By Abe Fangman, MBA2025
A little more than two years ago when I was considering my options for business schools, I had all the traditional factors in mind. How will this school help me reach my career goals? What unique programmes do they offer? Whose class ski trip sounds the most fun? But most importantly for myself and many other LGBTQ+ people I had one question on my mind: will I be able to attend this school without sacrificing my authentic self? Or will I simply feel like a diversity checkbox that then doesn’t feel like I belong the second my payment clears?
Coming from my background as civil engineer for the US Army in the American South I always felt like being gay was a professional liability for me, as both my industry and region were deeply conservative.
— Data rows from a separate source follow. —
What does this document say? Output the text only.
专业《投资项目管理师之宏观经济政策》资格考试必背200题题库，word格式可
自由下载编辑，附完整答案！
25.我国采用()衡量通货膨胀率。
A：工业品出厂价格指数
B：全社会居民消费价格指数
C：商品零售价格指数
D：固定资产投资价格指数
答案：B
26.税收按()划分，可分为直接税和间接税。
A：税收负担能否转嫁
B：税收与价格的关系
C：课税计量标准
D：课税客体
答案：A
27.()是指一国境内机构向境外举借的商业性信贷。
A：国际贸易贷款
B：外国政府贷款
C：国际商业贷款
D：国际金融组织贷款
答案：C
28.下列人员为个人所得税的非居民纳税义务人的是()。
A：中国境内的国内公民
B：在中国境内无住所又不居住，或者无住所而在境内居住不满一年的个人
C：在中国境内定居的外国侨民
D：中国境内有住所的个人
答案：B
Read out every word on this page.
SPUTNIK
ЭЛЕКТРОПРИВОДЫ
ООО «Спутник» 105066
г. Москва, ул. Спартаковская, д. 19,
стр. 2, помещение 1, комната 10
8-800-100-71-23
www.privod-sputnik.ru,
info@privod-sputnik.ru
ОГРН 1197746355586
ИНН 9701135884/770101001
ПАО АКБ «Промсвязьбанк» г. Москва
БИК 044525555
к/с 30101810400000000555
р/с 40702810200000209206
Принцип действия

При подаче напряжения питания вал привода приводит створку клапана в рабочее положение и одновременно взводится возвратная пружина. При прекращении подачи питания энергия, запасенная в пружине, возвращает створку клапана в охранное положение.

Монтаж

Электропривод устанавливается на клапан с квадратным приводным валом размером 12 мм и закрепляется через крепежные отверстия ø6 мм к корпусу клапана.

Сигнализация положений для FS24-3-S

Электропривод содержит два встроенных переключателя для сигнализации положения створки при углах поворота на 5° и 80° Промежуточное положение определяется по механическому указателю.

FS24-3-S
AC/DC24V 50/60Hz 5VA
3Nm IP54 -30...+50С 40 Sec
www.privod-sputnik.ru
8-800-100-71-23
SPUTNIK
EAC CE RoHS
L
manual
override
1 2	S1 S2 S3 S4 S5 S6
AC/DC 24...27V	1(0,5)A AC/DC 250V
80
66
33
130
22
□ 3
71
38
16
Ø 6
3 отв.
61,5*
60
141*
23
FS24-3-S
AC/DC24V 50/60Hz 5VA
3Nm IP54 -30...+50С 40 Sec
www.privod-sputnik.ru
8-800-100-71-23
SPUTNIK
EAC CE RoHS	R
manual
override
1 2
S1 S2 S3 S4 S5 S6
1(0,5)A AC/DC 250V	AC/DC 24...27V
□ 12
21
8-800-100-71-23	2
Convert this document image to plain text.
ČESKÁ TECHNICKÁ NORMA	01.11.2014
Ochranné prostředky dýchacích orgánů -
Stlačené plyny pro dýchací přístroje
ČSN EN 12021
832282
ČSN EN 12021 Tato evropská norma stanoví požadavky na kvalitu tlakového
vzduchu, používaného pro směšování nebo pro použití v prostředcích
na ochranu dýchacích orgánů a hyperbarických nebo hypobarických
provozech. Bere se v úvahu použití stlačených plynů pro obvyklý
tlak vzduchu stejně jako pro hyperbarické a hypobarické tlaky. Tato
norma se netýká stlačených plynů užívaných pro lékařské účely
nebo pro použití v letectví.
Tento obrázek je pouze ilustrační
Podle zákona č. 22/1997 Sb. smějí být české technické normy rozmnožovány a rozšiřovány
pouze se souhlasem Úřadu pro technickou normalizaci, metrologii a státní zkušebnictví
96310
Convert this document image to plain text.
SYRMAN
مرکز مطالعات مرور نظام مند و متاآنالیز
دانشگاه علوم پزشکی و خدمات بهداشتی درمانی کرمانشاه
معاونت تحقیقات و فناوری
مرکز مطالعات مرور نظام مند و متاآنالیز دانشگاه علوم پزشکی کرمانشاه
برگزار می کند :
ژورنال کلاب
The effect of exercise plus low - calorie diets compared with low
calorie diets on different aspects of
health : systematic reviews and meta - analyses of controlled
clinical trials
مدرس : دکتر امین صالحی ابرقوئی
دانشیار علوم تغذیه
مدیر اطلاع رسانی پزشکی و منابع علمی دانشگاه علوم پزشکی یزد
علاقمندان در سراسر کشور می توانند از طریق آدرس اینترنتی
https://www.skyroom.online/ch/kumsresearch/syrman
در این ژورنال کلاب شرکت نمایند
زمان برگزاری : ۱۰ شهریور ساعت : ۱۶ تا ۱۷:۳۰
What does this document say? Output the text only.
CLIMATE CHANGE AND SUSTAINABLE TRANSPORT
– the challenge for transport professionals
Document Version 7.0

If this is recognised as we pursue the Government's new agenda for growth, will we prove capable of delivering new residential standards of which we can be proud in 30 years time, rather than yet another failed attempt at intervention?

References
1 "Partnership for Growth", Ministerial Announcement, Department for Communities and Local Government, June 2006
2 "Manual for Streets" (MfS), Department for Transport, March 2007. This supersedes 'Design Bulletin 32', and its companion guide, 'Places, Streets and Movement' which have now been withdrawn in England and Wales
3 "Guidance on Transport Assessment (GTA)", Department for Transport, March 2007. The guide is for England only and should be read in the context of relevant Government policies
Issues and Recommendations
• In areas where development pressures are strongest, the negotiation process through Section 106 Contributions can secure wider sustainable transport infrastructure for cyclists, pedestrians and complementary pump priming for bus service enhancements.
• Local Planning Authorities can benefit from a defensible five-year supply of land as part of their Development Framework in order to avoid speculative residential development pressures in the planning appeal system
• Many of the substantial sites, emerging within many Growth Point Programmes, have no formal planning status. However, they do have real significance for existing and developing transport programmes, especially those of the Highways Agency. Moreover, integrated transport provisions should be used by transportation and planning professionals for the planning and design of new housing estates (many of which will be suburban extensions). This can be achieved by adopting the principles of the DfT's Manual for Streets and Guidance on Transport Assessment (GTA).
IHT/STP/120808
Despite being out to my family and friends, the only person I was out to in the office was my manager, and even that was only due to feeling compelled to do so in response to homophobic remarks made by coworkers. While he was very supportive then – and remains so as a friend and mentor – I knew it was in my best interest to keep quiet about my personal life in the office despite that otherwise not being the norm for others. Thus, I spent most of my pre-LBS career constantly dodging questions about my personal life, pretending I was single (I wasn’t, which caused strife with my then boyfriend), and generally putting on a façade to come to the office. My coworkers constantly talked about their respective hetero partners and families, and I pretended I didn’t have anyone like that in my life. Over time this wore down on me considerably, as I felt considerable shame for lying constantly just to come into the office, even though I thought I’d left my fear from being closeted far behind.
The key lesson from this for me was that my professional and personal lives are heavily intertwined. I knew if I really wanted to succeed in the former, I couldn’t continue camouflaging the latter.
As such, I spent a significant amount of time reaching out to the student ambassadors for the programme. I was fortunate enough to be connected with the then Out in Business presidents Jay Hamilton and Cameron Martin (both MBA2023). I told them my concerns, and my idealised version of myself that would be brave enough to overcome them. They thoroughly encouraged me, not just through the application process, but also to virtually attend EUROUT that year. I stayed up until 4AM Nashville time to watch their opening remarks and was immediately hooked by the event. It was the first time in my life I’d ever truly seen queer people not just existing in the professional sector openly but thriving and embracing their identity as a key part of their story.
This contrasted other programmes I was accepted to. Some had no LGBTQ+ club at all, others did but weren’t recognised by their university as they were deemed “a political club”. So for me, once my acceptance email came from LBS the choice was obvious.
I started with Out in Business early, months before I set foot on campus, by planning the EUROUT Ball (the best party at LBS) and helping connect other LGBTQ+ classmates with the club whenever I met them. This naturally led to my time leading our Community Engagement team with my friend Cami Munoz (MBA2025) giving us considerable purview to bring people together all across LBS. To me this was exhilarating, being the first time in my life that I felt a sense of belonging in a proper queer community from all around the world. But Out in Business does far more than just social events. We also hosted professional events across a myriad of industries, sessions to highlight our DEI efforts, and phenomenal cross-events with our Inclusion Club peers (Black in Business, Women in Business, & First Generation, Low-Intermediate Incomes). All of this made Out in Business the key highlight of the first year of my MBA.
The culmination of this is EUROUT, the biggest conference LBS hosts throughout the year, and the largest LGBTQ+ business school conference in Europe. It has all the trappings of a great MBA event – prominent companies, different industries, a global audience of attendees – but it is so much more. The passion that is put into it in the 8 months of planning prior is unmatched, encompassing its own team of 30+ students, a dedicated board of directors, and a wide variety of very generous corporate sponsors who make it all possible and affordable. The content of the weekend covers all kinds of business topics, but also the unique struggles we face as queer people and how that impacts business and the world. Hearing Matthew Hodson of National AIDS Map and Stephanie Fuller of Switchboard speak to their decades of experience serving LGBTQ+ community members in need were deeply important to me, and gave the audience a clear vision of how far the fight for queer rights and acceptance has truly come. But what stuck out most to me was the very first question from the audience, from an undergraduate student who said that this was the first time in their life they had ever been in a room with 400 queer professionals. It was the same for me as well and was a deeply empowering experience to feel such a sense of community for the first time in my professional life.
I can say honestly that Out in Business has provided me with some of my lifelong best friends, and a loving community of 50+ that supports one another more than any else I’ve ever found. It is my home at LBS and London more broadly and has made me feel accepted since day 1 on campus. Furthermore, it has given me the confidence I needed to truly succeed in my career and to be a genuine leader.